# What's the new update?



## wtherrell (Dec 23, 2004)

Just received new software update on my RoPro. So what is new in this?


----------



## ajwees41 (May 7, 2006)

wtherrell said:


> Just received new software update on my RoPro. So what is new in this?


what version number?


----------



## JoeKustra (Dec 7, 2012)

If it's 20.6.1, this might be it: https://support.tivo.com/articles/Essential_Summary/TiVo-Software-Version-Information

Still RC12?


----------



## lew (Mar 12, 2002)

JoeKustra said:


> If it's 20.6.1, this might be it: https://support.tivo.com/articles/Essential_Summary/TiVo-Software-Version-Information
> 
> Still RC12?


Mine is RC 14. Another service connection is scheduled less then an hour after the update.

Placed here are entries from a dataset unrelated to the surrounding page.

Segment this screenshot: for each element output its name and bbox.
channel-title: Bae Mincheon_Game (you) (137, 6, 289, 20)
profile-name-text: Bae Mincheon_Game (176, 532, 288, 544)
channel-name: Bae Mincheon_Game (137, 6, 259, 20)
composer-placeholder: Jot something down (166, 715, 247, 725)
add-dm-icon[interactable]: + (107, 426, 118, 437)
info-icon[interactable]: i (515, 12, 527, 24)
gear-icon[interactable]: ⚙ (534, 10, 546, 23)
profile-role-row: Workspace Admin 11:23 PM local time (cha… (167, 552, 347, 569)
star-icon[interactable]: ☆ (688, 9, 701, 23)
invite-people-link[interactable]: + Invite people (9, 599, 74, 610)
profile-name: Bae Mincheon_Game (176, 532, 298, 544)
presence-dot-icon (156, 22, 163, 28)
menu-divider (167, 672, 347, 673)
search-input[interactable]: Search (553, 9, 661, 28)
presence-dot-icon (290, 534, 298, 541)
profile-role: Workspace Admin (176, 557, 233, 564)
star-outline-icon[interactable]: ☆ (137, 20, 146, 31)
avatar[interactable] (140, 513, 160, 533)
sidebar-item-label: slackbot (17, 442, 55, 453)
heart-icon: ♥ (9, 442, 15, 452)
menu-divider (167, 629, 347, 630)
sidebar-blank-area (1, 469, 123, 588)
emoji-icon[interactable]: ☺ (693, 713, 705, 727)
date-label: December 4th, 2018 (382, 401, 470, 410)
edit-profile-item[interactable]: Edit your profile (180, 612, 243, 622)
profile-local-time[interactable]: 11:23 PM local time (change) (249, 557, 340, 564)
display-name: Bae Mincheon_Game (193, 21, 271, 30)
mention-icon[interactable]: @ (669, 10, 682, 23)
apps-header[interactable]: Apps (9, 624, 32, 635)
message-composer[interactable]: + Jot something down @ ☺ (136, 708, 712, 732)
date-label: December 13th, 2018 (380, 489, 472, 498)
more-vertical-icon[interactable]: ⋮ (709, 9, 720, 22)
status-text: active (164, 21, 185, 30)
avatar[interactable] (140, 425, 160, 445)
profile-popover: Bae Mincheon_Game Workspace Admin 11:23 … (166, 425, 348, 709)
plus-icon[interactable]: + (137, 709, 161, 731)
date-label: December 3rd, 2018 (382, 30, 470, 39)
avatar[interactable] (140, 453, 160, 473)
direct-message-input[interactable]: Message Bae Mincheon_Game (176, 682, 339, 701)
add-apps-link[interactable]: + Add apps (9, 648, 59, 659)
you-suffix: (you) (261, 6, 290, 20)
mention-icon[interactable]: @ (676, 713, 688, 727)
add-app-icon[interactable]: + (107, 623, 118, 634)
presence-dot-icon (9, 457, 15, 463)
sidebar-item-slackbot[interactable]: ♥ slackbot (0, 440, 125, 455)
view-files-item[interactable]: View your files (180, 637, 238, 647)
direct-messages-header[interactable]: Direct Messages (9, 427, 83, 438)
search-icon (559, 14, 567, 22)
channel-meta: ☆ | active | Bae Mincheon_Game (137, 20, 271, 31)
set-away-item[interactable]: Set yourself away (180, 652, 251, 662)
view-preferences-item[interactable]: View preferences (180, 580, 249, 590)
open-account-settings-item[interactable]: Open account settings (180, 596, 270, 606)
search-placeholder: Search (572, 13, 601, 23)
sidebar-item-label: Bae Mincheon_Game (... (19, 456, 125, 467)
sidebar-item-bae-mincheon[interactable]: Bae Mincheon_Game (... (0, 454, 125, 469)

TMS is still listed in the copyright section.


----------



## JoeKustra (Dec 7, 2012)

lew said:


> Mine is RC 14. Another service connection is scheduled less then an hour after the update. TMS is still listed in the copyright section.


Wow. No wonder the release notes don't have the RC number. I'll be watching. Thanks.


----------



## wtherrell (Dec 23, 2004)

Yep it was 20.6.1.RC14-USA


----------



## BigJimOutlaw (Mar 21, 2004)

Bolt OOH streaming is new.


----------



## UCLABB (May 29, 2012)

I have three boxes that haven't even got 12 yet. Only my Plus has 12. Kinda surprised that 14 is here already. Must be a significant bug fix.


----------



## schatham (Mar 17, 2007)

I'm still 20.5.9, but I have RC 15.


----------



## rainwater (Sep 21, 2004)

schatham said:


> I'm still 20.5.9, but I have RC 15.


That isn't the same RC 15 being discussed here.


----------



## rjcc (Jul 15, 2010)

Gotta love it when the DVR updates while you're watching from the mini :/


----------



## samccfl99 (Sep 7, 2013)

UCLABB said:


> I have three boxes that haven't even got 12 yet. Only my Plus has 12. Kinda surprised that 14 is here already. Must be a significant bug fix.


Is this a Bolt only update? I have not seen it yet.

This will be the THIRD 20.6.1. They messed up a lot of things in this release. They screwed up the Resume Point logic on a current recording, where the Live button used to Always keep the resume point unless it was at the beginning or end. Now sometimes it does not keep it. Also with SkipMode, and I am not sure if this is new, sometimes I like to get out of playing a recording that just finished just to get the SM, but then it sometimes loses the resume point. They sure do have problems with the resume point. Sad since it really is Important!!!

Also on a few rare occasions, when I rewind, the audio does not come back and I have to do a backup to get it to come on again, pause does not fix it. This never happened before. I do not understand how these people test sometimes...

_NOT TO MENTION THERE IS ABSOLUTELY NOTHING NEW. NOT FOR A ROAMIO PRO ANYWAY..._


----------



## FitzAusTex (May 7, 2014)

I know it happened before 20.6.1, but Amazon, HBO Go, and YouTube are absurdly slow. HBO Go is so slow loading a title that I've given up using it on my Roamio Basic (and I'm connected via ethernet with 300 mbps Internet). So much faster to use my Roku for both HBO Go and Amazon.

This is pathetic.


----------



## JoeKustra (Dec 7, 2012)

My non-priority list basic Roamio just got RC14. My priority list Roamio is still on RC12. It's not fair.


----------



## lew (Mar 12, 2002)

JoeKustra said:


> My non-priority list basic Roamio just got RC14. My priority list Roamio is still on RC12. It's not fair.


Are we sure a higher RC number is enough to trigger an upgrade? My Roamio isn't on a priority list and I just got RC14. I always thought you got whatever RC version was current when your software was upgraded. A new version number, or at least one without RC, locked in the changes and results in software ugrades.

I'm not 100% sure.


----------



## JoeKustra (Dec 7, 2012)

lew said:


> I'm not 100% sure.


With TiVo, who is?


----------